Rahal goes a step too far. Image by Marshall Pruett.

“It’s tricky, and it’s no doubt I enjoy it, but I enjoy it when it’s good,” says Graham Rahal, who qualified 10th. “It’s like Road America in the sense that every little bobble or mistake is a huge lap time penalty. So for me in qualifying there, I just tried to reach for 10 extra feet in braking at the end of the back straight and it locked up and there goes your whole qualifying session.

“But it’s crazy. I mean this is active, low grip. Tires don’t have a ton of grip here. I would say it’s probably the lowest-grip feeling in the car that we get almost anywhere this year.”

Rahal, a lifelong fan of F1, says the lower-tech IndyCar formula is directly responsible for the big slides and dramatic wrangling efforts shown on the NBC broadcasts.

“I just think that, first of all, you don’t have the driver aids,” he continued. “No power steering, so you see every little movement in an Indy car whereas power steering, like they have in F1 … typically when you go over a curb it’s gonna numb some of that. In IndyCar, you feel it all.

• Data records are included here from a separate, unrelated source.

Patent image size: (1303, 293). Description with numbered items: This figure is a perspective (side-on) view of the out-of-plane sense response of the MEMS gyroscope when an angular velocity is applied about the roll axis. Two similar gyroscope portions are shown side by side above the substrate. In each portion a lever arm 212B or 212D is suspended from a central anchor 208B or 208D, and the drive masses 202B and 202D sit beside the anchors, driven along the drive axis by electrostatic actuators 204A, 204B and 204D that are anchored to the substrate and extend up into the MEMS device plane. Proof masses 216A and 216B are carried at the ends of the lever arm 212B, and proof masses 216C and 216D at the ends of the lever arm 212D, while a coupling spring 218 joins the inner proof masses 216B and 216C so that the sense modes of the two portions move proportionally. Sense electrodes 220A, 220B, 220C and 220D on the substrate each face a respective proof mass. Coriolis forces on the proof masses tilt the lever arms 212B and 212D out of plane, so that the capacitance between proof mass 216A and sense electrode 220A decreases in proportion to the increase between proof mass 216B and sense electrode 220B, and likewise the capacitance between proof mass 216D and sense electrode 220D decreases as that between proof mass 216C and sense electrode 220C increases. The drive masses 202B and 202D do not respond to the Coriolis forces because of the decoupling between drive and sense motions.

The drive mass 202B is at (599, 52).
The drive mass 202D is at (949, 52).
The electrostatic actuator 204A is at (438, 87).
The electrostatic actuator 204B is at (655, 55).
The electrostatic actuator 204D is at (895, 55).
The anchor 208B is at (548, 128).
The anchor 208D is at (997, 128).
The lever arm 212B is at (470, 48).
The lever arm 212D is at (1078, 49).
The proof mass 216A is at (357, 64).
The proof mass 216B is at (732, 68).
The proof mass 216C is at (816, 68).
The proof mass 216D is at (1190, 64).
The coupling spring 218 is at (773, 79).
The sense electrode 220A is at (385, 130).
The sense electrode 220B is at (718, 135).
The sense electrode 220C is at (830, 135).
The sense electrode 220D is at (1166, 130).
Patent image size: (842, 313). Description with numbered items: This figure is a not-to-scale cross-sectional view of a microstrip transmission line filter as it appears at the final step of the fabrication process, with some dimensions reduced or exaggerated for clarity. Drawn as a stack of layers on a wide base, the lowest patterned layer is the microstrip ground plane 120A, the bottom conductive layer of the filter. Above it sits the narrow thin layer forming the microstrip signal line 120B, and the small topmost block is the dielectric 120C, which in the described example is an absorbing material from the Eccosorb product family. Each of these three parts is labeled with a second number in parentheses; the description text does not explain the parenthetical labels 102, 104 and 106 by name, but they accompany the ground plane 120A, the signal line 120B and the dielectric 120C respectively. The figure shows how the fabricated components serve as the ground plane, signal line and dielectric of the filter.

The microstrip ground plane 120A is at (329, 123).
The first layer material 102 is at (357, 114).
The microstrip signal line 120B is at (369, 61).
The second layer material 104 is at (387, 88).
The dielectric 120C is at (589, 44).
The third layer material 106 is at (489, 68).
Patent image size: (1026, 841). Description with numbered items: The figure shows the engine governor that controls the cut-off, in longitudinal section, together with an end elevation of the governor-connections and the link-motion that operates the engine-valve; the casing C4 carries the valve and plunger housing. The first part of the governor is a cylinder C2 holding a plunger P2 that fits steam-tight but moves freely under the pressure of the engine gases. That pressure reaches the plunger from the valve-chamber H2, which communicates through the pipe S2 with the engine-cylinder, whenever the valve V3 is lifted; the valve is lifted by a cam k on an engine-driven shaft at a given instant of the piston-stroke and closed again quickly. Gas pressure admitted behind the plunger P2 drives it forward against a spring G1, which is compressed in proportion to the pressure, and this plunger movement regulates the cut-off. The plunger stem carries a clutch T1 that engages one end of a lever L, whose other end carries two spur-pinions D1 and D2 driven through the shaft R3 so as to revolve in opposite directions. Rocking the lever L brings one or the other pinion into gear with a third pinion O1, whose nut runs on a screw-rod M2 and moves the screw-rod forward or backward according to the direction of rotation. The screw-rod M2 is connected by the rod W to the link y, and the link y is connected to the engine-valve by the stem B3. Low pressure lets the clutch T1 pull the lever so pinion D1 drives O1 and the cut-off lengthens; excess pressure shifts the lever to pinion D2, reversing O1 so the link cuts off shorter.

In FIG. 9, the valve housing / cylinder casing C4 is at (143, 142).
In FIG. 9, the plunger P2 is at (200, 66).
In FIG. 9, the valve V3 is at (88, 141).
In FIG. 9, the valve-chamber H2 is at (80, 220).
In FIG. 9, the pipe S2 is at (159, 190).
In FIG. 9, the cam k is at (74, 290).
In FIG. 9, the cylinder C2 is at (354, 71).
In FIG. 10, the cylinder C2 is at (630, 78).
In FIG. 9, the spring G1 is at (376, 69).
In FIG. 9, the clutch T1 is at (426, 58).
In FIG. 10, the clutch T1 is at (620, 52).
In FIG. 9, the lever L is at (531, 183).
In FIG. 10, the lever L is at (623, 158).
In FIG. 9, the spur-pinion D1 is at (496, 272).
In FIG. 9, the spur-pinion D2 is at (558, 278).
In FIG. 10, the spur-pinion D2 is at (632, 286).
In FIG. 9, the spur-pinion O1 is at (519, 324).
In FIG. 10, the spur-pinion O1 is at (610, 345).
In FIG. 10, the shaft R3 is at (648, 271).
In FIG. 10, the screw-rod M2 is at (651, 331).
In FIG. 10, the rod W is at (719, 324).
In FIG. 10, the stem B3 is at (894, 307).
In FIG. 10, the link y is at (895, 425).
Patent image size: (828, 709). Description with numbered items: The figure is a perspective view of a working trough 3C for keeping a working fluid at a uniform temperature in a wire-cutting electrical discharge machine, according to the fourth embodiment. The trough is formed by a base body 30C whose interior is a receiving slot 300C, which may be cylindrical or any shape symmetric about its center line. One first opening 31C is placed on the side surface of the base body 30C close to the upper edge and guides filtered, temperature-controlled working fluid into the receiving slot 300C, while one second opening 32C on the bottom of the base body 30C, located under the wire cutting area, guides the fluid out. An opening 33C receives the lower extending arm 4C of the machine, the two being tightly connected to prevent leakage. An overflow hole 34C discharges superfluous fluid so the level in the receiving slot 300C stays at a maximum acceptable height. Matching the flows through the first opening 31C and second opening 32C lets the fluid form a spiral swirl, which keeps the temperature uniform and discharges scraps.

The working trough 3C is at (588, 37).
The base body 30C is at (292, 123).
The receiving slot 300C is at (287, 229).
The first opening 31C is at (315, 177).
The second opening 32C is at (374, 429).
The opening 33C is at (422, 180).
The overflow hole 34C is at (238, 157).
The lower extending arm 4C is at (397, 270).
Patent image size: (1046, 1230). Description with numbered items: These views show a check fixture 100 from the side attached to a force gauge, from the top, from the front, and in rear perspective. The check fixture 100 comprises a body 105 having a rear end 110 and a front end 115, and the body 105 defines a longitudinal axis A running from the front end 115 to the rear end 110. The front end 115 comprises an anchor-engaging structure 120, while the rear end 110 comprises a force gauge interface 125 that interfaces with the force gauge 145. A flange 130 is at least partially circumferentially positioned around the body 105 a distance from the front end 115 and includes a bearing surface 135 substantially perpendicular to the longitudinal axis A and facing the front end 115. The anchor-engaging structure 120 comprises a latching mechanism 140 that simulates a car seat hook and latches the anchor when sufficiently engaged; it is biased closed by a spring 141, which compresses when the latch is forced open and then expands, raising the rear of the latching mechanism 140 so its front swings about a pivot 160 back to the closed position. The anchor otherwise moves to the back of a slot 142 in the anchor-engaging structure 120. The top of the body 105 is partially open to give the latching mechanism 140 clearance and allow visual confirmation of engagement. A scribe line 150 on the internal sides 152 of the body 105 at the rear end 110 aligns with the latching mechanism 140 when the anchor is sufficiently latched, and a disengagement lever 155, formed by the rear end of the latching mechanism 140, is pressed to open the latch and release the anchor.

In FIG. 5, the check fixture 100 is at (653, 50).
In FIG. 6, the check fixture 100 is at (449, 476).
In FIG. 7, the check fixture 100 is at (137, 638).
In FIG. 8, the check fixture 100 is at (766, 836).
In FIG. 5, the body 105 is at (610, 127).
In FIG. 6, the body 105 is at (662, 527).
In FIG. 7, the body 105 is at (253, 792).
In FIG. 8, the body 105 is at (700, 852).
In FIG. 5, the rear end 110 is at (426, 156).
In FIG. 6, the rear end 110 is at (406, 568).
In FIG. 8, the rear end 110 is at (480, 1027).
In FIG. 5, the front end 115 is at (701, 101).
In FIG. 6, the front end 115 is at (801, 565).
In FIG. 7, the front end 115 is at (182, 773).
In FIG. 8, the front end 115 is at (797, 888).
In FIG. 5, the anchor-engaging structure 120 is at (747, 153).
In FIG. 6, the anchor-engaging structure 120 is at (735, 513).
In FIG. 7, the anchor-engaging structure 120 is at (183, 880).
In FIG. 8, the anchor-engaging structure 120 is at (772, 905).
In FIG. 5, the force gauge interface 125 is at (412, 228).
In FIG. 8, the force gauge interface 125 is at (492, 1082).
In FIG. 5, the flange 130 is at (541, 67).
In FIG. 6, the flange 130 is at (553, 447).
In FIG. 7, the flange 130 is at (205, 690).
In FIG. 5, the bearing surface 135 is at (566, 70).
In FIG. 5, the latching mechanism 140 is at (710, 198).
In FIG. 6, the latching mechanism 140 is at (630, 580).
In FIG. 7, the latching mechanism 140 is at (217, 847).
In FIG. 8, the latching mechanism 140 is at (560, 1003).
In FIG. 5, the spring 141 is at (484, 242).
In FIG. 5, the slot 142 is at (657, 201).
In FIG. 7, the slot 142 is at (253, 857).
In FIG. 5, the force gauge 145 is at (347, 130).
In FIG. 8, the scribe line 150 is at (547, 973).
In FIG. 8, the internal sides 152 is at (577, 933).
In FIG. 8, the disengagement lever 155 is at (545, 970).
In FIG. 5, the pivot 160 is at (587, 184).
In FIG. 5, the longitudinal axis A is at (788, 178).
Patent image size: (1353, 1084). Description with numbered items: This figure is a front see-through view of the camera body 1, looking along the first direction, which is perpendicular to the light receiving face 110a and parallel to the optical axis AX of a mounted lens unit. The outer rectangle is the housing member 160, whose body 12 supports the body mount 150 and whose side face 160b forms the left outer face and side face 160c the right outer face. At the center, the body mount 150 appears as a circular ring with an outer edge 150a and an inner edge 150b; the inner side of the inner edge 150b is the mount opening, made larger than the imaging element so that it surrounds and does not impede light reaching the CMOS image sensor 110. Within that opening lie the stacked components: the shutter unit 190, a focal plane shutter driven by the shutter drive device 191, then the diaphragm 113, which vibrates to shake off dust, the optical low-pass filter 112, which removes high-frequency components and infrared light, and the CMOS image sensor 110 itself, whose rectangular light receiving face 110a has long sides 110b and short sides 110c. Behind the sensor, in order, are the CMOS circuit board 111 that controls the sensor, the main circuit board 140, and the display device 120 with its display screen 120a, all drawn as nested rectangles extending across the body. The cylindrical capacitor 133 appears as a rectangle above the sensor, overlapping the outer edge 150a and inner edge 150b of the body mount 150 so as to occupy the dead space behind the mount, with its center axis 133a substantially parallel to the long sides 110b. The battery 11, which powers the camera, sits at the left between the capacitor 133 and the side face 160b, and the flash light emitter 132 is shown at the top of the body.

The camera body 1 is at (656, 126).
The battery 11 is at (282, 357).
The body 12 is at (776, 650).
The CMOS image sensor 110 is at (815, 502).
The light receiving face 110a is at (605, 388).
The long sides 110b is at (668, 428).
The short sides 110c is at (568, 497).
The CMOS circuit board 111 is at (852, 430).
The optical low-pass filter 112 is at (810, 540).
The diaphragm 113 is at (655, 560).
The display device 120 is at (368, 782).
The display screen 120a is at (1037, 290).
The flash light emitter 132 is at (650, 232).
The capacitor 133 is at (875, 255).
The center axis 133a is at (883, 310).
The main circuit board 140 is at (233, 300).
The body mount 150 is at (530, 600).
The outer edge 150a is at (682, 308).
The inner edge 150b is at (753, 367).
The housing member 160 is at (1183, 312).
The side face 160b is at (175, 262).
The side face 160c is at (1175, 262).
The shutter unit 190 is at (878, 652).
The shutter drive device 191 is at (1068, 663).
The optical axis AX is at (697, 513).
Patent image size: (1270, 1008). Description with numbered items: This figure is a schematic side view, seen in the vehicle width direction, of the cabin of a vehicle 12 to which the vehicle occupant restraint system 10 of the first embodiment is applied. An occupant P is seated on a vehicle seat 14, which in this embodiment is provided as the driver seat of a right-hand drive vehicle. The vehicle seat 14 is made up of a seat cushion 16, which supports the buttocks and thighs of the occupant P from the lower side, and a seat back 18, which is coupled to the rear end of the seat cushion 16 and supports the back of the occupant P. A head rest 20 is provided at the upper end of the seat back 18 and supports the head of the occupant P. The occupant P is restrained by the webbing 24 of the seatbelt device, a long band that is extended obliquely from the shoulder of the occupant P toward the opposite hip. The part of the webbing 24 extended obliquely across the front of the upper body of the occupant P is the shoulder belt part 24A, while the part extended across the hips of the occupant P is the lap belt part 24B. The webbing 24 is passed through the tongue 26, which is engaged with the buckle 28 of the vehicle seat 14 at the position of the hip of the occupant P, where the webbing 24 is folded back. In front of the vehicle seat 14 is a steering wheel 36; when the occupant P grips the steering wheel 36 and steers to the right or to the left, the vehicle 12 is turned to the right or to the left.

“Secondly, it’s pretty clear they have tire options that are very soft. The cars are very light. The cars have a lot of downforce. We, since 2018, the cars just don’t have that much downforce. So you’re purely just sliding around, and this track really showcases that, I think, to the best of any of our abilities.”

Jack Harvey goes beyond the limit. Image by IndyCar.

Polesitter Will Power, who caught some major slides on Saturday, was able to hustle his No. 12 to the top starting spot for Sunday’s INDYCAR Classic. Rahal, more than a half-second slower, was taken aback by how similar efforts in the cockpit yielded such dissimilar results.

“No lap feels great here,” he said. “But there’s difference. When we’re struggling here and I kept saying, ‘I need grip,’ people are like, ‘Look at Will Power’s hands, for instance. They’re moving just as much as yours.’

“But there’s a different adhesion level for some cars with what they come up with on setup. Our car this week has been pretty good, but some are better, and some have it worse. So you’re sliding around a lot but there’s grip there if you can find it. You’re sliding into the edge of adhesion, and a lot of times, to make the lap time you need, you’re going beyond that edge. And I really enjoy that.”

COTA’s 60-lap IndyCar rodeo starts at 12:30 p.m. CT.